Steer clear of more borrowing – Debt Management Office warns FG

The Debt Management Office, DMO, has warned the Federal Government against additional borrowing, saying 73.5 per cent of revenue generated this year will be used to service debt.

According to the DMO, the projected FGN Debt Service to Revenue ratio of 73.5 per cent for 2023 is high and cannot support higher levels of borrowing, and is also a threat to debt sustainability.

Consequently, the DMO advised the FG to focus on increasing revenue generation, stressing that attaining a sustainable Debt Service-to-Revenue ratio will require increasing FGN revenue from N10.49 trillion projected in 2023 budget to about N15.5 trillion.

It gave this warning as part of recommendations to the Federal Government, following analysis of the nation’s debt profile in 2022.

According to the DMO in the report of the Annual National Market Access Country (MAC) Debt Sustainability Analysis, “the analysis of the results of 2022 MAC-DSA shows that the Total Public Debt-toGDP ratio is projected to increase to 37.1 per cent in 2023, relative to 23.4 per cent as at September 2022, due to the inclusion of the N8.80 trillion (new borrowings) for the year 2023, the FGN Ways and Means at the CBN of over N23 trillion and estimated Promissory Notes issuance of N2.87 trillion in the debt stock.

“Baseline Scenario: The Country’s Debt stock remains sustainable under these criteria, but the borrowing space has been reduced when compared to Nigeria’s self-imposed debt limit of 40 per cent set in the MTDS, 2020-2023.

“On the other hand, FGN Debt Service-to-Revenue ratio at 73.5 per cent in 2023 exceeds the recommended threshold of 50 per cent due to low revenue, which means that there is need to significantly increase government revenue.

“Under the alternative scenario, the total public debt-to-GDP ratio at 45.4 per cent in 2023 exceeds Nigeria’s self-imposed debt limit of 40 per cent, while the FGN Debt Service-to-Revenue also exceeds the recommended threshold of 50 per cent.

“Based on the analysis of the results of the 2022 MAC-DSA, the DMO recommends the following:

“Although the baseline analysis projects total public debt-to-GDP ratio at 37.1 per cent for 2023, indicating a borrowing space of 2.9 per cent (equivalent of about N14.66 trillion) when compared to the self-imposed limit of 40 per cent, it is recommended that this should not be used as a basis for higher level of borrowing as was the case in the 2023 budget.

“This is because the outcome of the shock scenario, which is more realistic in the circumstances, exceeded the self-imposed limit.

“The projected FGN debt service-to-revenue ratio at 73.5 per cent for 2023 is high and a threat to debt sustainability.

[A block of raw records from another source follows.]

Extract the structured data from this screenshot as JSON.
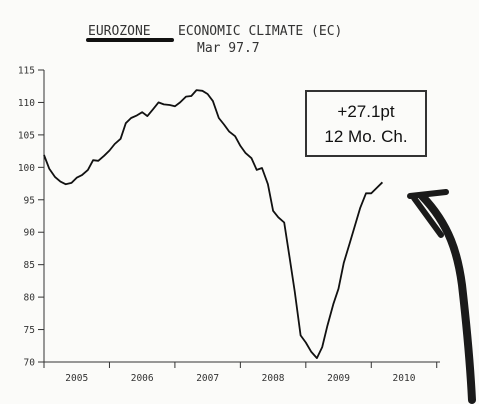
{
  "chart_data": {
    "type": "line",
    "title_highlight": "EUROZONE",
    "title_rest": "ECONOMIC CLIMATE  (EC)",
    "subtitle": "Mar 97.7",
    "xlabel": "",
    "ylabel": "",
    "ylim": [
      70,
      115
    ],
    "yticks": [
      70,
      75,
      80,
      85,
      90,
      95,
      100,
      105,
      110,
      115
    ],
    "xlim": [
      2005.0,
      2011.05
    ],
    "xtick_labels": [
      {
        "label": "2005",
        "year": 2005
      },
      {
        "label": "2006",
        "year": 2006
      },
      {
        "label": "2007",
        "year": 2007
      },
      {
        "label": "2008",
        "year": 2008
      },
      {
        "label": "2009",
        "year": 2009
      },
      {
        "label": "2010",
        "year": 2010
      }
    ],
    "legend": "none",
    "series": [
      {
        "x": [
          2005.0,
          2005.08,
          2005.17,
          2005.25,
          2005.33,
          2005.42,
          2005.5,
          2005.58,
          2005.67,
          2005.75,
          2005.83,
          2005.92,
          2006.0,
          2006.08,
          2006.17,
          2006.25,
          2006.33,
          2006.42,
          2006.5,
          2006.58,
          2006.67,
          2006.75,
          2006.83,
          2006.92,
          2007.0,
          2007.08,
          2007.17,
          2007.25,
          2007.33,
          2007.42,
          2007.5,
          2007.58,
          2007.67,
          2007.75,
          2007.83,
          2007.92,
          2008.0,
          2008.08,
          2008.17,
          2008.25,
          2008.33,
          2008.42,
          2008.5,
          2008.58,
          2008.67,
          2008.75,
          2008.83,
          2008.92,
          2009.0,
          2009.08,
          2009.17,
          2009.25,
          2009.33,
          2009.42,
          2009.5,
          2009.58,
          2009.67,
          2009.75,
          2009.83,
          2009.92,
          2010.0,
          2010.08,
          2010.17
        ],
        "values": [
          101.9,
          99.8,
          98.5,
          97.8,
          97.4,
          97.6,
          98.4,
          98.8,
          99.6,
          101.1,
          101.0,
          101.8,
          102.6,
          103.6,
          104.4,
          106.8,
          107.6,
          108.0,
          108.5,
          107.9,
          109.0,
          110.0,
          109.7,
          109.6,
          109.4,
          110.0,
          110.9,
          111.0,
          111.9,
          111.8,
          111.3,
          110.2,
          107.6,
          106.6,
          105.5,
          104.8,
          103.3,
          102.2,
          101.4,
          99.6,
          99.9,
          97.4,
          93.3,
          92.3,
          91.5,
          86.2,
          80.9,
          74.1,
          73.0,
          71.6,
          70.6,
          72.3,
          75.6,
          78.9,
          81.3,
          85.3,
          88.3,
          91.0,
          93.7,
          96.0,
          96.0,
          96.8,
          97.7
        ]
      }
    ],
    "annotation_line1": "+27.1pt",
    "annotation_line2": "12 Mo. Ch."
  }
}
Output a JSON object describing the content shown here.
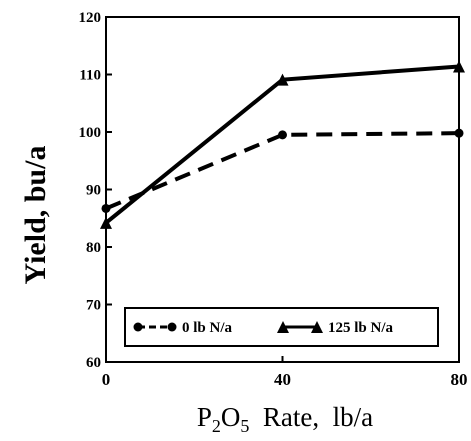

It means that the revenue profile cannot support higher levels of borrowing.

“Attaining a sustainable FGN debt service-to-revenue ratio will require an increase of FGN revenue from N10.49 trillion projected in 2023 budget to about N15.5 trillion.

“With respect to expansion in fiscal deficit, there is need to strictly adhere to the provision of extant legislations on government borrowing, especially the Fiscal Responsibility Act 2007 and Central Bank of Nigeria Act, 2007 as it relates to Ways and Means advances, in order to moderate the growth rate of public debt.

“There is urgent need to pay more attention to revenue generation by implementing far reaching revenue mobilization initiatives and reforms, including the Strategic Revenue Growth Initiatives and all its pillars, with a view to raising the country’s tax revenue to GDP ratio from about 7 per cent (one of the lowest in the world) to that of its peer.

“Government should encourage the private sector fund infrastructure projects through the Public-Private Partnership, PPP, schemes and take out capital projects in the budget that are being funded from borrowing, thereby reducing budget deficit and borrowing.

“Government can reduce borrowing through privatization and/or sale of government assets.”

Debt service-revenue situation very precarious —Abidoye

Reacting to the warning yesterday, Head of Equity Research at FBNQuest Securities Limited,Tunde Abidoye, counseled the FG to conform to the recommendations of the DMO, as the country was in very precarious situation with regard to the debt service-to-revenue ratio of the government.

He said: “The recommendations of the DMO are the right things to do because when we look at things from a debt service-to-revenue ratio, the country is actually in a very precarious situation.

“Some estimates of debt service-to-revenue might even tell you it is even higher than that, and Debt-to-GDP has never been a good measure.

“If we take the U.S for instance, the debt-to-GDP is around 100 per cent but when you look at their debt service-to-revenue, it is very low. It is like the opposite of Nigeria. So they really don’t have so much worry.

“So the DMO has given the right recommendations and it is now for the fiscal and monetary authorities to conform, especially when it comes to things like Ways and Means, where with what we saw in the last administration, there was unrestricted access to printing money and all that.

‘’I think all those limits have to be adhered to, and implement some discipline. So I hope the FG listens to the DMO.”

Caution against further borrowing belated —Adonri

David Adonri, Vice Chairman, Highcap securities, said: “This caution from DMO against further borrowing by FGN is belated because excessive borrowing by previous administration has already damaged the financial economy of the country.

“However, it is better late than never. FGN is already choking under the weight of current debt liability. Adding more is akin to signing one’s death warrant. Hope FGN will listen to this wise counsel because a word is enough for the wise”

Fuel subsidy removal should lead to less borrowing —Kurfi

Analyst and Managing Director, APT Securities Limited, Mallam Garba Kurfi , said: “It is in order to caution about borrowing.

“However, since fuel subsidy is removed I expect less borrowing by the FGN. The other measures taken by government to improve revenue, especially in the increase of crude oil production will improve the finances of FG.”

Private sector should drive the process —Olayinka

Chief Executive Officer, Wyoming Capital and Partners. Tajudeen Olayinka said: “The debt profile of a country is a function of the government’s economic focus and structure of the economy, vis-a-vis other macroeconomic factors.

‘’A government with a public sector domineering focus will accumulate more public debt to fund projects in the economy, whereas a government with emphasis on private sector dominance would require less public debts and more private capital to fund projects and drive capital formation in the economy.

‘’This is the reason for massive public debt and excessive borrowing from the Central Bank by the past administration of President

“That is also part of the reason for low revenue generation capacity of the government and much lower economic growth. The only way forward is to place the economy on a normal course of adjustment, with the private sector in the driver’s seat. That way, you encourage total-factor productivity, job creation and faster economic growth.

“This should be the focus of the administration of President Asiwaju Bola Ahmed Tinubu. The economy is in dire need of drip and blood infusion.”

Also siding with DMO’s recommendations, Marvellous Adiele, Senior Associate, Parthian Partners, said: “More borrowings will increase our public debt and will also lead to an increased portion of our revenue being used for servicing debt in future.

“Our public debt is already at an all time high (N46.25trn as at Dec 2022) and the government needs to be cautious about more borrowings while improving revenue generations and introducing reforms to reduce deficit financing.”